With divine inspiration, the First Presidency (the prophet and his two counselors) and the Quorum of the Twelve Apostles (the second-highest governing body of the Church) counsel together to establish doctrine that is consistently proclaimed in official Church publications. This doctrine resides in the four “standard works” of scripture (the Holy Bible, the Book of Mormon, the Doctrine and Covenants and the Pearl of Great Price), official declarations and proclamations, and the Articles of Faith. Isolated statements are often taken out of context, leaving their original meaning distorted.

What I find interesting is that they include proclamations as doctrine. Official declarations have been presented to the general body of church membership for an acceptance vote. Proclamations have not.

What do you think? Are proclamations doctrine, particularly when they contain tenets not found anywhere else? Is doctrine the same as canon?

3 thoughts on “Defining doctrine

  1. What I get from this is that doctrine is what is consistently taught by the First Presidency and Quorum of the Twelve in official church publications. So a single statement by any one of these that is not consistently taught would not be doctrine. I think the law of witnesses is important here and that is why the “consistently taught” is a key component of doctrine. If something was consistently taught in Brigham Young’s day and is no longer consistently taught I think its doctrinal status must be questioned. It seems that the teaching of the church has been refined through the course of its history with some ideas being discarded and new ones added and this is likely to continue in the future as we grow in light and knowledge. There is also an element of corrolation here to.

    Doctrine doesn’t come from the Seventy or General Auxiliary Leaders. Doctrines find their origins in the canon (scriptures) but doctrine also comes via the word or God which is revealed to living prophets, seers, and revelators. Doctrine only comes by the Lord’s servants, the prophets, of which there are usually 15 though it may be reiterated by others.

    We can and should all teach true doctrine but it does not originate with us.

    First Presidency or Quorum of the Twelve can make doctrinal statements recorded outside of the canon but they should not contradict the canon. So proclamations are not part of the canon but should also not contradict the canon. Also it would be foolish to take every statement in the canon as doctrine as many statements in the bible are not doctrinal but historical or narrative. Some like the Song’s of Solomon, though canon, have been of questionable importance. We do not believe in the inerrancy of the bible and even the Book of Mormon alludes to the possibility of mistakes of men in the record.
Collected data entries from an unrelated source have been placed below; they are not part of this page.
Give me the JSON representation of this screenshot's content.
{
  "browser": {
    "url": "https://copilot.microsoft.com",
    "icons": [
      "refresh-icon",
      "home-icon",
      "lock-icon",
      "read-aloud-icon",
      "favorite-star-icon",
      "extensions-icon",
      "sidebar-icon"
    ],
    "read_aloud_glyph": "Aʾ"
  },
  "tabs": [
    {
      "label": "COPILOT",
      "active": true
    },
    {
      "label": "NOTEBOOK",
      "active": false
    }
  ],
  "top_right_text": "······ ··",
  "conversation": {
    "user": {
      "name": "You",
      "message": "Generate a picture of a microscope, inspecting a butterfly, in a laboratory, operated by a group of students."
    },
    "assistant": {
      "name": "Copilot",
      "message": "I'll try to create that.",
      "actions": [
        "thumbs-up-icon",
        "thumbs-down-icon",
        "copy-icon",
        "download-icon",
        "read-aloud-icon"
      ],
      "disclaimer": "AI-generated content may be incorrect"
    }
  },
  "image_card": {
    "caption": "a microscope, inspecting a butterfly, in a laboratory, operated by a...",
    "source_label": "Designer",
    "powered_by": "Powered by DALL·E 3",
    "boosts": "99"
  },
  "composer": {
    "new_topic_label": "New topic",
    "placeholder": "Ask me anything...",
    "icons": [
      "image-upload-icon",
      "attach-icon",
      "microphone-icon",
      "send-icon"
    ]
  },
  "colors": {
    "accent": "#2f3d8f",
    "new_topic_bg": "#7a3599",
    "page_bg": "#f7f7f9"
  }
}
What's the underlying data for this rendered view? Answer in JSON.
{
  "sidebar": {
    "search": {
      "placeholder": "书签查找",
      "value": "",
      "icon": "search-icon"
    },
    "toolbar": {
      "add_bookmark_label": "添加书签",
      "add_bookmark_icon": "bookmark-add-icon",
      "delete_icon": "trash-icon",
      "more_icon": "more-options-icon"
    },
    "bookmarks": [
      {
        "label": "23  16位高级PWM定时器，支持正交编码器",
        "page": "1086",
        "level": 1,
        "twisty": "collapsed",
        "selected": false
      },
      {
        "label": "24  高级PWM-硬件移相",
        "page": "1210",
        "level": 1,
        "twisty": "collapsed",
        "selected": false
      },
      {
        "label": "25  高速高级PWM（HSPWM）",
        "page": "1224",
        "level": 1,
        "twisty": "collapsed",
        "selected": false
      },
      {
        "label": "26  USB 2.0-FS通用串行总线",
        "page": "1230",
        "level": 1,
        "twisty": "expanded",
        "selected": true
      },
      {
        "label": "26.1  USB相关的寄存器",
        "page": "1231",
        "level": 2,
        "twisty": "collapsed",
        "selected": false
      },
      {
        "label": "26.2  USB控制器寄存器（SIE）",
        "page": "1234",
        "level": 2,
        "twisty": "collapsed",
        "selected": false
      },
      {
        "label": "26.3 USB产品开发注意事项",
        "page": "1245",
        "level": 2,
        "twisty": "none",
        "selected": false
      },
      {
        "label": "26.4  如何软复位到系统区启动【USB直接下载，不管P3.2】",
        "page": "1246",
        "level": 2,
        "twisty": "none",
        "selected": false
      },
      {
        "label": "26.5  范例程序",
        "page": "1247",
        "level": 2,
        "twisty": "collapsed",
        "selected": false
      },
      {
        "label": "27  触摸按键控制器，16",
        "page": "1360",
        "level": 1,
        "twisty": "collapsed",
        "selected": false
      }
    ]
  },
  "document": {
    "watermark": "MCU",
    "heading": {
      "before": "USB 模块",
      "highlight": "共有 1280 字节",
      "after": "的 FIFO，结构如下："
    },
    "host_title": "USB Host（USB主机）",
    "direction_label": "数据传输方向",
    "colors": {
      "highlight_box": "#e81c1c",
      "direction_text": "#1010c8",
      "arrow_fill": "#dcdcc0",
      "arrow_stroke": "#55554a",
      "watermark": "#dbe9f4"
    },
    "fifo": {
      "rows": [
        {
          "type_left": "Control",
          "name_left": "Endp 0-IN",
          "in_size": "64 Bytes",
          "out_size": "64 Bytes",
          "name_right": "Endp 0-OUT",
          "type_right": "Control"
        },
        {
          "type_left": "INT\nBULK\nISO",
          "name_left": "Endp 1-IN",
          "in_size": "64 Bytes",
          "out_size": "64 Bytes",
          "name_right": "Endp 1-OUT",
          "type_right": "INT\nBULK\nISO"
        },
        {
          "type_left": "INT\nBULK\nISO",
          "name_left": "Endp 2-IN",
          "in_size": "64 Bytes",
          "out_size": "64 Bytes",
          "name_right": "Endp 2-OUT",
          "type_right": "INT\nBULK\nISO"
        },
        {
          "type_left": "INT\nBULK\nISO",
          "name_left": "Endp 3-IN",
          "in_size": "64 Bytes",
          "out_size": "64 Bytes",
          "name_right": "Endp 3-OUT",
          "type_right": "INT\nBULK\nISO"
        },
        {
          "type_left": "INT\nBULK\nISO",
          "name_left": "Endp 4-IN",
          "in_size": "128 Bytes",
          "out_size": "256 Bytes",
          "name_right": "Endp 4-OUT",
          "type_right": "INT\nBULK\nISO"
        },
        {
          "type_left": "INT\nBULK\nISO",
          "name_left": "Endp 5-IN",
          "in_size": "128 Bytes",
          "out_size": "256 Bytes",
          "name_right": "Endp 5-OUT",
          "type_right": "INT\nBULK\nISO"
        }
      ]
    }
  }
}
    It is likely that at some future date these proclamations may be canonized.

    I think the relevant article of faith here would be the ninth.

    There are few doctrines in the church and doctrines generally are unchanging gospel truths. This is not the same as principle or policy. Policy may be inspired and God’s will but that does not make it doctrine. Principles can change based on circumstances. What may be right in one circumstance may not be right in another. But doctrines never change… if we could only agree on just what they are.

    My thoughts….

    1. Some interesting points. I am intrigued by the idea that doctrine is fluid, that something can be doctrine at one point, but years alter it might not be doctrine. I wonder how this idea fits in with the idea that God is unchanging.

  2. I don’t think doctrine is fluid from God’s point of view.

    The fluidity comes from our understanding what is doctrine and how much is revealed to us.

    I think there has been a refining in the church as to what we view as doctrine. In the early days what Joseph and Brigham said was doctrine. However, in the ensuing years prophets who have weeded out what wasn’t good doctrine.

    If you remember in President Hinckley’s interview with Dan Rather or was it Larry King he said that the idea of man becoming God was not doctrine (or some such statement). Many wondered why he would say that when the idea is clearly so pervasive within Mormonism. However if you watch the brethren these days this teaching of man becoming God seems to be out of vogue, it is no longer consistently taught. It is not in the missionary discussions. Any time man’s future status is discussed they seem to use more ambiguous phrase “we can become like God”. Is this “likeness” strong or soft?

    I don’t know if my observations are correct or what the official church doctrine on all questions is but with church correlation there seems to be a very conservative approach to doctrine stating only what is absolutely certain as doctrine. Brigham Young did not seem to have this same constraint and sometimes gave speculation many received as doctrine, and some of these statements plague us today.

    We see the troubles one apostle faced by writing a book titled Mormon Doctrine. Even with the best of intentions and done by the best of men he still did not realize what he didn’t know. Once a prophet reveals true doctrine regarding a matter we must change our view.

    So, despite all my speculations I don’t know if I am closer to being able to define what doctrine is.

    The way we codify doctrine and the limits of human expression can get in the way. The Atonement of Jesus Christ is obviously the central piece of doctrine in God’s plan but how does one capture all the complexity, power, justice, mercy and infinity in a simple doctrinal statement?

    In this regard I think it is useful to take doctrinal statements from the scriptures.